Handguns
Of the many weapons used during the Civil War, handguns proved to be the least desired. Rifles provided much greater accuracy and distance, and sabers and bayonets were much more effective during a charge or in close-quarters fighting. Noted Major Leonidas Scranton of the Second Michigan Cavalry: “Pistols are useless. I have known regiments that have been in the field over two years that have never used their pistols in action.”
For the average Union soldier, the issue was moot anyway. The government cheerfully handed out shoulder arms to all who needed them, but only cavalrymen and mounted light artillery were issued sidearms; everyone else had to provide their own.

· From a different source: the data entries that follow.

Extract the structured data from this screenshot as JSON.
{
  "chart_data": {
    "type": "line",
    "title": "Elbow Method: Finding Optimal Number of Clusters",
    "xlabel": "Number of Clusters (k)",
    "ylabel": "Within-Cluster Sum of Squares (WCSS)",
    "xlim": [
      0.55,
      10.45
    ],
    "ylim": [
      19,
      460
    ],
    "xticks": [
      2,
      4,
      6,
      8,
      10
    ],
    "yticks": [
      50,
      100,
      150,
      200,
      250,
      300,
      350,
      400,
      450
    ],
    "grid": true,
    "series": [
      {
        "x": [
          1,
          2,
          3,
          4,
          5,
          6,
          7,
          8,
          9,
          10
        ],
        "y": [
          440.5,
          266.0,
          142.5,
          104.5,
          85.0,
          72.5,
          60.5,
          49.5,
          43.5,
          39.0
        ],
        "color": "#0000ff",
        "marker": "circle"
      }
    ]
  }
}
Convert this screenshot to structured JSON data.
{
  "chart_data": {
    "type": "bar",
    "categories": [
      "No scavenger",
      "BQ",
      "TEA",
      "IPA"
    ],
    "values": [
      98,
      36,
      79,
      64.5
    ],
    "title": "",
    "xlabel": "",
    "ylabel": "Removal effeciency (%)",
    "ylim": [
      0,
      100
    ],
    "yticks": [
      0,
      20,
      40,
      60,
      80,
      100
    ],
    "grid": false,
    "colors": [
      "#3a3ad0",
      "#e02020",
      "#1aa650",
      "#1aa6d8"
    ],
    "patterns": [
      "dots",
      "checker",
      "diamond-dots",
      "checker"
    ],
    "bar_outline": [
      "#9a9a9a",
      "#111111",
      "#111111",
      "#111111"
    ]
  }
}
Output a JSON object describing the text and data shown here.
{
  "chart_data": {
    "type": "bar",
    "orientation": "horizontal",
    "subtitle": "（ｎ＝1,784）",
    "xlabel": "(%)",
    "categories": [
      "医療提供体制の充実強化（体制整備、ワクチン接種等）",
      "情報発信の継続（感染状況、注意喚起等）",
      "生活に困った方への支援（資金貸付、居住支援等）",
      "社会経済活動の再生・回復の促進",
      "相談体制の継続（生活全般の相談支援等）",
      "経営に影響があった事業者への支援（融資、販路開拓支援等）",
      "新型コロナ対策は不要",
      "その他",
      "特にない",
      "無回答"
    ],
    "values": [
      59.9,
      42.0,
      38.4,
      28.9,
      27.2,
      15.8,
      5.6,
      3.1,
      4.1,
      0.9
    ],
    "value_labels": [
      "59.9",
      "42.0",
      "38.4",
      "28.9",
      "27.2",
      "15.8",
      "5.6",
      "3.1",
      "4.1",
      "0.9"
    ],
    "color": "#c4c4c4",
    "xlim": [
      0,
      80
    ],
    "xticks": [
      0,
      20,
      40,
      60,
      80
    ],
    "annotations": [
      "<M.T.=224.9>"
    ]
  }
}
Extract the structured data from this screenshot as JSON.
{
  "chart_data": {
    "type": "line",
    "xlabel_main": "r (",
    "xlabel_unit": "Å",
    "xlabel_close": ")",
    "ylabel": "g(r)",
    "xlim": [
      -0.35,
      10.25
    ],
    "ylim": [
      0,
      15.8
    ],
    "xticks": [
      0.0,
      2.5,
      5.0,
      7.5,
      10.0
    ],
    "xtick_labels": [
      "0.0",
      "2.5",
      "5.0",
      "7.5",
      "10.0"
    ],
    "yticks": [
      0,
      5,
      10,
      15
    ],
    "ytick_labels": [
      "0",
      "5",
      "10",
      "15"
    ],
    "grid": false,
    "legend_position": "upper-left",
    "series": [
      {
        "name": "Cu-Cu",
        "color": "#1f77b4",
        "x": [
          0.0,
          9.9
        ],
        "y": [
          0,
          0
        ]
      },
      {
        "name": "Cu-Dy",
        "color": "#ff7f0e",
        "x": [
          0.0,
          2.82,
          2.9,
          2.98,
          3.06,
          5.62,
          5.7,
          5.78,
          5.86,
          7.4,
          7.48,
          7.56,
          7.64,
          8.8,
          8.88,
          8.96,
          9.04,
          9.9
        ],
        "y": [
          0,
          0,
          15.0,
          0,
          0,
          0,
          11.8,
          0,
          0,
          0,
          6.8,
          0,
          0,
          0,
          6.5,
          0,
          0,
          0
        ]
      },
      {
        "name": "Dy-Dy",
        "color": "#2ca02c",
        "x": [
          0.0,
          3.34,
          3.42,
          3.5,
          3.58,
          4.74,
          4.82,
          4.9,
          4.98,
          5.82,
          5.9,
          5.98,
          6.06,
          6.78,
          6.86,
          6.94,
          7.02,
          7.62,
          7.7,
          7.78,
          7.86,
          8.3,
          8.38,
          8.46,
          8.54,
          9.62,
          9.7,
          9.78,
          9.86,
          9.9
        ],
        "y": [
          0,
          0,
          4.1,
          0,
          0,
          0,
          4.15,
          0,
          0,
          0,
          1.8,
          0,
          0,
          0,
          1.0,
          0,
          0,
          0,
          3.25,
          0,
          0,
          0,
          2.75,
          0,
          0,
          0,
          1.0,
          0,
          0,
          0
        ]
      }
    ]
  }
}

Weapons fire was often wildly inaccurate due to the limitations of the weapons and the panic of the men. Some soldiers estimated it took a man's weight in lead to kill a single enemy. According to a Union munitions expert, it required 140 pounds of powder and 900 pounds of lead to kill each Confederate who was shot on the battlefield.
The Union purchased 370,000 handguns over the course of the Civil War. The most preferred were the Colt .44 caliber and .36 caliber six-shooters. They were well-made, reliable, and accurate weapons that packed a punch. The U.S. government bought about 12,000 Lefaucheux .41-caliber revolvers. By the end of the war, a great many sidearms had been given away, sold, sent home, or merely tossed aside by Union soldiers, who found them unnecessarily heavy and just plain unhelpful.
Southern cavalrymen preferred sidearms because they were lightweight and extremely accurate at short range. Limited supplies prompted Secretary of War Benjamin to order that handguns be taken away from the infantry and given to the cavalry, which needed them more.
The handguns that were used to arm Confederate soldiers came from a multitude of sources, including Southern manufacturers, seized arsenals, fallen soldiers in the battlefield, foreign manufacturers, and private donations from Confederate citizens. The preferred Adams & Deane and the Kerr revolvers were manufactured by the London Armoury Company, the largest single producer of handguns imported into the South.